Cerchiamo di reagire, perciò, a questa stolta divisione del lavoro. Per esempio, signori intellettuali, sapete fare il pane, o la pizza napoletana? E' come chiedere se sapete dipingere. Sembra facile o difficile, a seconda del rapporto che abbiamo con la tecnica, ma anche con l'idea del bello, con la forma, e soprattutto con gli impasti (di farina o colori). Io ripeto sempre che se erano capaci di farla i rozzi pastori - senza pomodori e mozzarella, ovviamente, ma come semplice piadina fatta cuocere sulla pietra arroventata (cfr. il poemetto "Moretum" col rustico personaggio Symilus) - vuol dire che la focaccia bassa atavica che noi oggi abusivamente chiamiamo "pizza napoletana" è facile, davvero facile da fare.

Certo, ci vuole quel minimo di manualità con gli impasti da pane che gli Antichi avevano, e che si è tramandata fino a noi, per fortuna. Ma oggi, diciamolo, in città e in campagna, chi fa più il pane in casa? Neanche le nostre madri. E perfino le nostre nonne e bisnonne lo facevano solo nelle emergenze, o perché non avevano il forno in casa o perché in paese non esisteva il panettiere. Lo stesso accadeva nella Roma antica

Chi lo fa, sa che il pane viene benino a partire dalla terza o quarta volta che lo si fa. A poco a poco, si imparano i trucchi e i segreti. E alla fine, memorizzati i "gesti" giusti, le mani corrono e fanno tutto da sé. 20 minuti per fare il pane, 20 minuti per la pizza.
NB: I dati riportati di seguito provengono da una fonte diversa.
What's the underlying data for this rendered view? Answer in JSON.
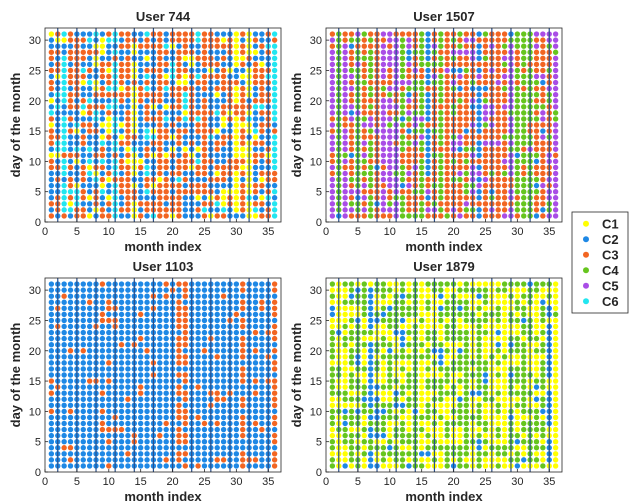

E se la farina è una buona integrale, sono 20 minuti ben spesi. Sempre meno che vestirsi, uscire, prendere l'auto o il bus o andare a piedi alla più vicina bottega di alimentazione naturale per comperare del buon pane. E sì, perché il comune pane "integrale" delle panetterie in Italia è orribile, leggerissimo e pieno di additivi: si vede subito che è fatto di normale farina 0 con i consueti "facilitatori" chimici e l'aggiunta di un po' di crusca.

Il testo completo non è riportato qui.